There is another reason that it would not do justice to these strikes to characterize them as defensive. It is no easier to fight for these demands than for higher wages, and it is offensive in expanding the basket of demands that could be negotiated with management. It may well be much harder in most cases, because a lump sum payment of severance payment and social insurance and housing contribution can easily reach millions and sometimes tens of millions of Yuan. In addition, these strikes also train workers in mobilization and democratic representation and deliberation, as well as negotiation and bargaining–the same experience developed during offensive strikes.

This is not to ignore that tougher economic conditions may pose more challenges to the workers’ movement. It will be naïve to think that any labor movement would follow a linear progression.
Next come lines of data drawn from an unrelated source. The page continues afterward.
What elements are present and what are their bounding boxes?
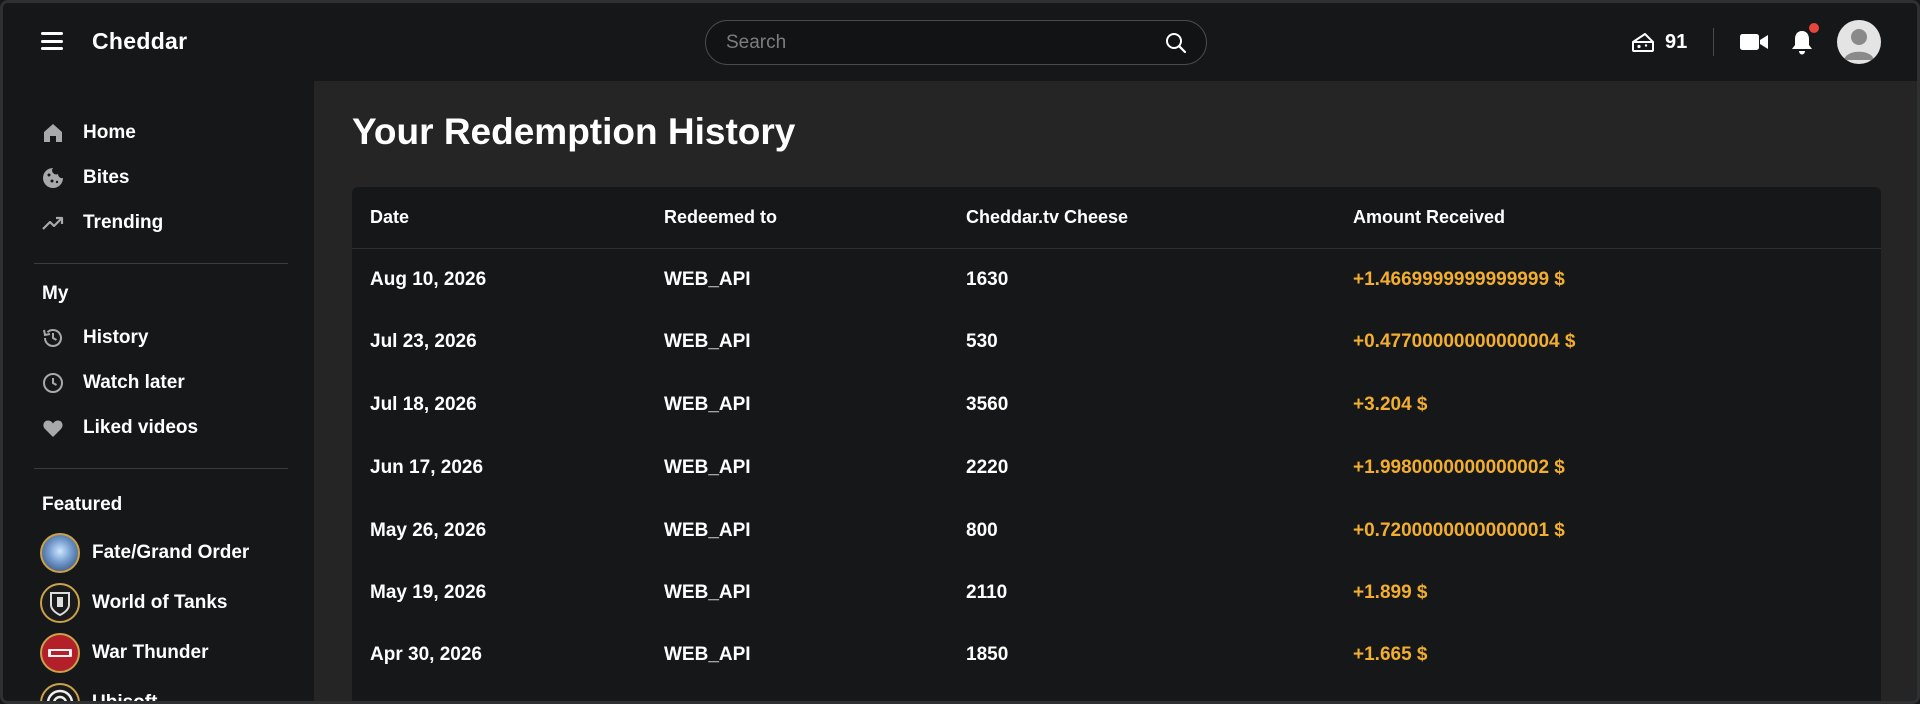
cheese-icon[interactable] — [1631, 31, 1655, 53]
featured-item-label: Fate/Grand Order — [92, 542, 250, 563]
cell-date: Jul 23, 2026 — [370, 331, 477, 352]
sidebar-divider — [34, 468, 288, 469]
main-content: Your Redemption History Date Redeemed to… — [314, 81, 1917, 701]
table-header: Date Redeemed to Cheddar.tv Cheese Amoun… — [352, 187, 1881, 249]
cell-date: May 19, 2026 — [370, 582, 487, 603]
sidebar-item-trending[interactable]: Trending — [3, 201, 314, 245]
cell-amount: +3.204 $ — [1353, 394, 1428, 415]
search-icon[interactable] — [1164, 31, 1188, 55]
menu-icon[interactable] — [41, 32, 63, 50]
trending-icon — [42, 216, 64, 230]
cell-cheese: 3560 — [966, 394, 1009, 415]
cell-redeemed-to: WEB_API — [664, 457, 751, 478]
section-title-featured: Featured — [42, 494, 123, 515]
cell-date: Aug 10, 2026 — [370, 269, 487, 290]
section-title-my: My — [42, 283, 69, 304]
column-header-cheese: Cheddar.tv Cheese — [966, 207, 1129, 227]
logo[interactable]: Cheddar — [92, 28, 187, 55]
cell-amount: +0.47700000000000004 $ — [1353, 331, 1576, 352]
header-divider — [1713, 28, 1714, 56]
cell-date: May 26, 2026 — [370, 520, 487, 541]
history-icon — [43, 329, 62, 347]
column-header-redeemed-to: Redeemed to — [664, 207, 778, 227]
ubisoft-logo-icon — [40, 683, 80, 701]
cell-redeemed-to: WEB_API — [664, 331, 751, 352]
table-row: May 26, 2026 WEB_API 800 +0.720000000000… — [352, 500, 1881, 562]
cell-cheese: 2110 — [966, 582, 1008, 603]
heart-icon — [43, 420, 63, 437]
featured-item-world-of-tanks[interactable]: World of Tanks — [3, 580, 314, 626]
avatar[interactable] — [1837, 20, 1881, 64]
cell-cheese: 800 — [966, 520, 998, 541]
cell-amount: +1.9980000000000002 $ — [1353, 457, 1565, 478]
cell-amount: +0.7200000000000001 $ — [1353, 520, 1565, 541]
table-row: Aug 10, 2026 WEB_API 1630 +1.46699999999… — [352, 249, 1881, 311]
cell-redeemed-to: WEB_API — [664, 582, 751, 603]
cell-amount: +1.899 $ — [1353, 582, 1428, 603]
cell-redeemed-to: WEB_API — [664, 644, 751, 665]
cell-redeemed-to: WEB_API — [664, 394, 751, 415]
table-row: Apr 30, 2026 WEB_API 1850 +1.665 $ — [352, 624, 1881, 686]
war-thunder-logo-icon — [40, 633, 80, 673]
featured-item-ubisoft[interactable]: Ubisoft — [3, 680, 314, 704]
cell-date: Apr 30, 2026 — [370, 644, 482, 665]
top-bar: Cheddar 91 — [3, 3, 1917, 81]
world-of-tanks-logo-icon — [40, 583, 80, 623]
cell-cheese: 1630 — [966, 269, 1009, 290]
page-title: Your Redemption History — [352, 111, 796, 152]
sidebar-divider — [34, 263, 288, 264]
search-input[interactable] — [726, 21, 1146, 64]
cell-cheese: 530 — [966, 331, 998, 352]
cell-cheese: 1850 — [966, 644, 1009, 665]
featured-item-label: War Thunder — [92, 642, 209, 663]
featured-item-label: World of Tanks — [92, 592, 228, 613]
sidebar-item-label: Liked videos — [83, 417, 199, 438]
user-icon — [1844, 29, 1874, 60]
column-header-date: Date — [370, 207, 410, 227]
cookie-icon — [43, 168, 63, 188]
sidebar-item-bites[interactable]: Bites — [3, 156, 314, 200]
sidebar-item-liked-videos[interactable]: Liked videos — [3, 406, 314, 450]
cell-cheese: 2220 — [966, 457, 1009, 478]
redemption-table: Date Redeemed to Cheddar.tv Cheese Amoun… — [352, 187, 1881, 701]
sidebar-item-label: History — [83, 327, 149, 348]
clock-icon — [43, 373, 63, 393]
cell-redeemed-to: WEB_API — [664, 520, 751, 541]
video-camera-icon[interactable] — [1739, 31, 1769, 53]
sidebar-item-history[interactable]: History — [3, 316, 314, 360]
cheese-balance[interactable]: 91 — [1665, 31, 1687, 54]
app-window: Cheddar 91 — [0, 0, 1920, 704]
cell-amount: +1.4669999999999999 $ — [1353, 269, 1565, 290]
sidebar-item-watch-later[interactable]: Watch later — [3, 361, 314, 405]
sidebar-item-home[interactable]: Home — [3, 111, 314, 155]
table-row: Jun 17, 2026 WEB_API 2220 +1.99800000000… — [352, 437, 1881, 499]
table-row: Jul 18, 2026 WEB_API 3560 +3.204 $ — [352, 374, 1881, 436]
featured-item-war-thunder[interactable]: War Thunder — [3, 630, 314, 676]
cell-amount: +1.665 $ — [1353, 644, 1428, 665]
home-icon — [44, 124, 62, 142]
search-bar — [705, 20, 1207, 65]
fate-grand-order-logo-icon — [40, 533, 80, 573]
table-row: May 19, 2026 WEB_API 2110 +1.899 $ — [352, 562, 1881, 624]
cell-date: Jun 17, 2026 — [370, 457, 484, 478]
sidebar-item-label: Bites — [83, 167, 130, 188]
cell-redeemed-to: WEB_API — [664, 269, 751, 290]
sidebar: Home Bites Trending My History Watch lat… — [3, 81, 314, 704]
column-header-amount: Amount Received — [1353, 207, 1506, 227]
sidebar-item-label: Watch later — [83, 372, 185, 393]
sidebar-item-label: Trending — [83, 212, 164, 233]
featured-item-label: Ubisoft — [92, 692, 158, 704]
table-row: Jul 23, 2026 WEB_API 530 +0.477000000000… — [352, 311, 1881, 373]
cell-date: Jul 18, 2026 — [370, 394, 477, 415]
notification-badge — [1809, 23, 1819, 33]
sidebar-item-label: Home — [83, 122, 136, 143]
featured-item-fate-grand-order[interactable]: Fate/Grand Order — [3, 530, 314, 576]
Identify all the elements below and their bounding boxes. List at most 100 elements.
The fact that China’s working class movement has seen intensifying collective actions over the last two decades, in particular since the Honda auto workers’ strike in 2010 which is widely seen as pointing to the maturing of the labor movement, may have contributed to such a perhaps overly optimistic, linear view. In practice, workers’ organizing capacity and consciousness have always been geographically and sectorally uneven. Manufacturing strikes have been concentrated in two regions: the Yangtze River Delta and Pearl River Delta. The present situation facing manufacturing workers similarly should not be generalized to the working class movement as a whole where non-manufacturing and service sectors have also been more active.

The slowing of the export sector is likely to continue, and the government sees the shift away from export-dependency as essential to rebalancing China’s economy. The resulting capital relocation and restructuring in the manufacturing industry will likely erode some of workers’ hard-fought gains, at least temporarily. This will displace workers, and may also disorganize and fragment the nascent labor movement to some extent. New struggles and networks both in the old and new places will take time to develop. But this is an unavoidable and necessary learning experience for a still young labor movement. Workers’ current organising and mobilizing experience in these strikes may well be invaluable for their future struggles.